Ohio Supreme Court removes obstacle to proposed voting rights amendment
(This story was originally published by Signal Cleveland. Sign up for their free newsletters at SignalOhio.org/StateSignals.)
By Frank W. Lewis | Signal Cleveland
OHIO – Ohio Attorney General Dave Yost cannot hold up the progress of a proposed amendment – the Ohio Voters Bill of Rights – to the state constitution based on its title, according to a unanimous Ohio Supreme Court decision released on Wednesday.
Backers of the proposed amendment had hoped to get it on the ballot this year. But after Yost rejected their summary language a second time in January, they sued him. They asked the court for an expedited hearing schedule, in order to meet the other deadlines for the 2024 election, but the court declined.
The summary is what supporters of an amendment show to people when they’re gathering signatures on petitions, another step in the process of getting an amendment on the ballot. That’s why state law requires that the summary be a “fair and truthful statement” about the proposed changes to the constitution. The law also gives the attorney general sole discretion over determining that.
But the law does not give the AG power to reject the summary based on its title, the court said in its decision, which devoted several pages to parsing the meanings of “title” and “summary” and whether the relevant law covers both.
“A ‘title’ is not the same thing as a ‘summary,’ and the current statute unambiguously tasks the attorney general with examining only the latter,” the court stated.
Amendment backers didn’t get everything they wanted from Ohio Supreme Court
The court did not order Yost to approve the summary, as backers of the amendment had asked, because it was not clear to the court if Yost had even evaluated it. His rejection letter stated that the title “is sufficient on its own to reject this petition.”
Yost has 10 days to “determine whether the summary is a fair and truthful statement of the proposed amendment, and, if so, certify and forward the submitted petition to the Ohio Ballot Board,” according to the court’s decision.
“The Supreme Court has now answered this question [about titles], which had not before been answered,” Yost said in a statement provided by his office on Wednesday. “My duty is to comply, and I shall. If the legislature intended something different, it is up to them to change the statue.”

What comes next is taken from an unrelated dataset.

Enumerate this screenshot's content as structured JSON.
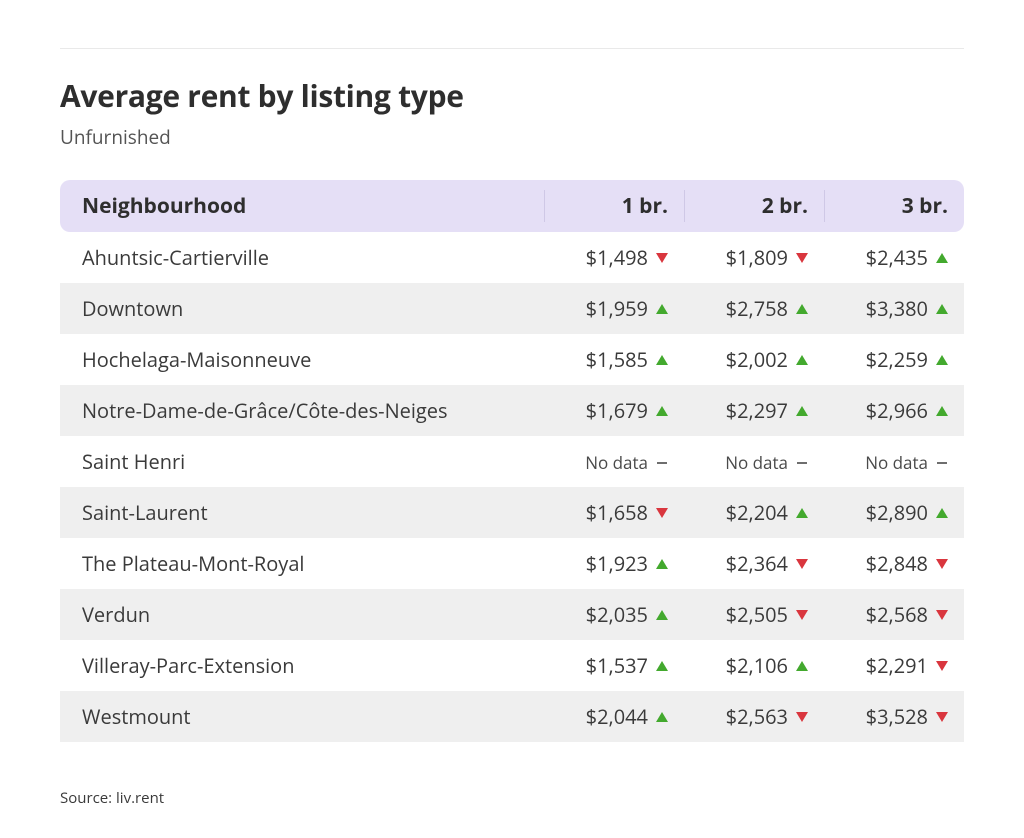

The organizations backing the Ohio Voters Bill of Rights — Ohio Organizing Collaborative, Ohio NAACP, the A. Philip Randolph Institute and the Ohio Unity Coalition — had not released a statement at time of publication. When they do, Signal Cleveland will update this article.
What would the Ohio Voters Bill of Rights do?
If passed, the amendment would make significant changes to voting in Ohio:
• Allow unregistered people to register and vote on the same day during the early-voting period or on Election Day.
•Add school-issued photo identification cards to the list of acceptable documents for proving ID.
• Allow people who don’t have a photo ID to vote by signing a “declaration under penalty of perjury attesting to their identity.”
• Require the state to cover the cost of postage for mail-in balloting and to create a system for tracking mail-in ballot applications and ballots so that voters can be notified if they’ve made a mistake in time to correct it.
• Permanently establish the days and hours for early voting but also allow counties to offer more hours and multiple locations and as many 24-hour secure drop boxes as they deem necessary.
The amendment would also remove a section added in 1851 that states: “No idiot, or insane persons, shall be entitled to the privileges of an elector.”